Lectures
Korea, because of its geo-political situation, was a natural recipient of the most advanced Chinese art and culture, which were then transmitted to Japan. This process of transmission, however, stimulated the development of a distinctive Korean national and cultural identity, along with the creation of works of art in a wide range of mediums that are uniquely Korean in every aspect. Examining Korean art in the larger context of East Asian history, culture, and artistic production, this lecture will explore how this process evolved over more than a thousand years and shaped art that is unmistakably Korean in iconography, form, color, style, and technique.
After the fall of the Ming dynasty (1644), Koreans became increasingly conscious of their own cultural identity, investigating not only their historical and cultural heritage but also the exceptional beauty of their land. The genre of “true-view” landscape painting—depictions of scenery that actually existed in Korea—flowered in the seventeenth century and continued through the beginning of the nineteenth. Its origins coincided with the beginning of the School of Practical Learning in Qing China, which Korean scholars avidly absorbed and assimilated into their own cultural environment. It was against this multi-layered cultural and intellectual background that “true-view” landscape painting evolved. This genre of landscape can now be recognized as the Joseon dynasty painting that best expresses the unique inspiration, creative energy, and ethos of the Korean people.

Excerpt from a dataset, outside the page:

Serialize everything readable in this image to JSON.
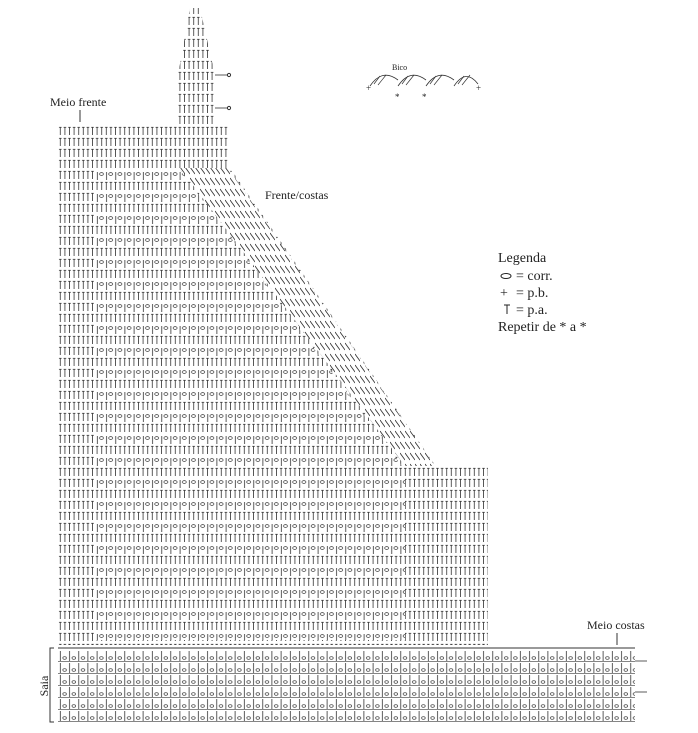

Unlike most landscape painting of the Joseon dynasty, which was done in ink or ink and light colors, the screen paintings produced for and used in Korean palaces were mostly executed in brilliant colors. Because Korean art-historical research during the twentieth century focused almost exclusively on literati ink paintings, these colorful screen paintings have been relegated to a “lesser” category of art and have sometimes been labeled “folk paintings.” However, recent studies of uigwe royal documents, as well as other literary and historical sources, have shed much light on the identification of the themes of palace screen paintings and their specific functions within various state rites. This research has also led to revealing investigations of the symbolic meanings of the palace screens. This lecture will demonstrate how securely dated documentary evidence such as uigwe “re-position” the colorful screen paintings of the Joseon period.